Nationalité : Portugal
Né(e) à : Luanda , le Août 1970
Biographie :

Gonçalo M. Tavares est un écrivain portugais et un professeur d'épistémologie à Lisbonne.

Après avoir étudié la physique, le sport et l’art, il est devenu professeur d’épistémologie à Lisbonne.

Depuis 2001, il ne cesse de publier (romans, recueils de poésie, essais, pièces de théâtre, contes et autres ouvrages inclassables). Il a été récompensé par de nombreux prix nationaux et internationaux dont le Prix Saramago, le Prix Ler/BCP (le plus prestigieux au Portugal), le Prix Portugal Telecom (au Brésil).

Gonçalo M. Tavares est considéré comme l’un des plus grands noms de la littérature portugaise contemporaine, recevant les éloges d’auteurs célèbres comme Eduardo Lourenço, José Saramago, Enrique Vila-Matas, Bernardo Carvalho et Alberto Manguel.

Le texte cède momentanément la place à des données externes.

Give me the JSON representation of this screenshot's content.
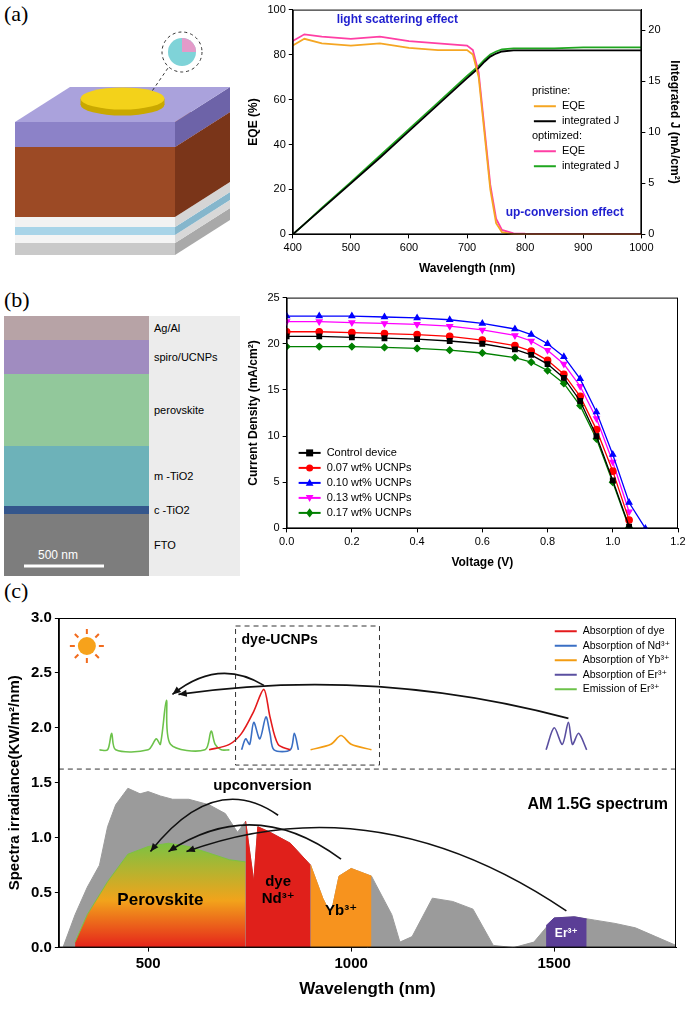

Monsieur Kraus fait partie de l'ensemble "Le Quartier", quartier peuplé de personnages portant des noms d'artistes célèbres, dont on pénètre le quotidien par le biais de courtes saynètes. Tavares nous mène chez Monsieur Valéry qui fait des bonds pour se grandir, Monsieur Calvino qui enferme le néant dans un ballon, puis chez Madame Woolf, Monsieur Duchamp, Madame Pina Bausch, Monsieur Breton... Pour l'auteur, "Le Quartier" constitue un lieu où l'on tente de résister à l'entrée de la barbarie.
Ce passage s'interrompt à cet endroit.